India’s response highlights how illegal gambling markets leverage mainstream tech infrastructure. The Digital India Foundation urged tighter coordination with large platforms after reporting that four offshore brands drew over 1.6 billion visits in one quarter, with social media accounting for tens of millions via paid ads, promoted content and influencer campaigns. The think tank wants platforms to adopt blanket rules to stop hosting gambling promotions for unlicensed sites and for payment providers to block transactions, citing risks of money laundering and consumer harm.

Local enforcement is also reaching upstream to the creators who drive traffic. Police in Rajkot arrested two influencers accused of promoting online gambling through Instagram, saying they earned per-reel fees and account referral commissions. The case underscores how promotional gray areas on social apps translate to measurable acquisition funnels for offshore operators. It also puts pressure on platform policies and brand partnerships that rely on influencer marketing yet struggle to vet financial relationships behind link trees and private channels such as Telegram.

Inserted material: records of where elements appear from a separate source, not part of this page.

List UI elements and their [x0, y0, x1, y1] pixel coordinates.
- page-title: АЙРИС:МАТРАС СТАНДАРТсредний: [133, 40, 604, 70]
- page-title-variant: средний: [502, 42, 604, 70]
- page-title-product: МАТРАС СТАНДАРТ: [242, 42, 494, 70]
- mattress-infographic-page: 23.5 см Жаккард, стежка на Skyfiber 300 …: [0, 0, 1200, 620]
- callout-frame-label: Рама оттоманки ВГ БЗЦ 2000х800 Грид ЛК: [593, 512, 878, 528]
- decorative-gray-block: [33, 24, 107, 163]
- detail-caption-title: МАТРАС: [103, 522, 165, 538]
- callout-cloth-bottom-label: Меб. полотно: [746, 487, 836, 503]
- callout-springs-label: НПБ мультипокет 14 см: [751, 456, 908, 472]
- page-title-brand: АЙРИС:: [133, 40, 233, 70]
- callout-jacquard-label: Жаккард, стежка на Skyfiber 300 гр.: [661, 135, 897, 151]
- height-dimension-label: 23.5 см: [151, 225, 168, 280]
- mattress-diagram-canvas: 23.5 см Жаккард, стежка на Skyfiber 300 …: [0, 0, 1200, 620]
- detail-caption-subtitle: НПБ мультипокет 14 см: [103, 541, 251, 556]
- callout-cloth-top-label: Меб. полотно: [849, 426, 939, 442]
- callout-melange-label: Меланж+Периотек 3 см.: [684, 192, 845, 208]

Cross-border cooperation and the Macolin push

Concern about the integrity of sports and the mental-health toll of addiction is catalyzing international dialogue. In Tokyo, Japanese and British participants convened to address online gambling harms, with speakers urging tougher measures against offshore sites and stronger support services. A media executive advocated for Japan to adopt the Macolin Convention, a European treaty aimed at combatting the manipulation of sports competitions, arguing that Japanese bettors wager trillions of yen offshore each year. The Japan-UK conference broadened the conversation beyond national borders, linking youth exposure, match integrity and suicide prevention under a single policy agenda.

This push complements Korean calls for systemic prevention and dovetails with India’s emphasis on platform accountability. Together, they point to a shared conclusion: enforcement alone cannot curb a digital market optimized for reach and conversion. Coordinated standards on advertising, data sharing for interdiction, payment blocking and clear consumer remedies are emerging as the next levers.

What to watch next

Expect more litigation testing the limits of bonus design, sharper penalties for deceptive marketing and closer scrutiny of influencer deals. South Korea’s prevention-first model will be measured against teen treatment trends and police data on illegal betting. India’s pressure campaign on platforms could yield policy updates on ad eligibility, algorithmic amplification and payment blocks. In Japan, momentum around Macolin could evolve into concrete proposals linking sports bodies, broadcasters and regulators. Each strand reflects the same core dynamic: as online gambling scales through social and mobile channels, the policy response is shifting from fragmented crackdowns to integrated oversight that targets the infrastructure enabling harm.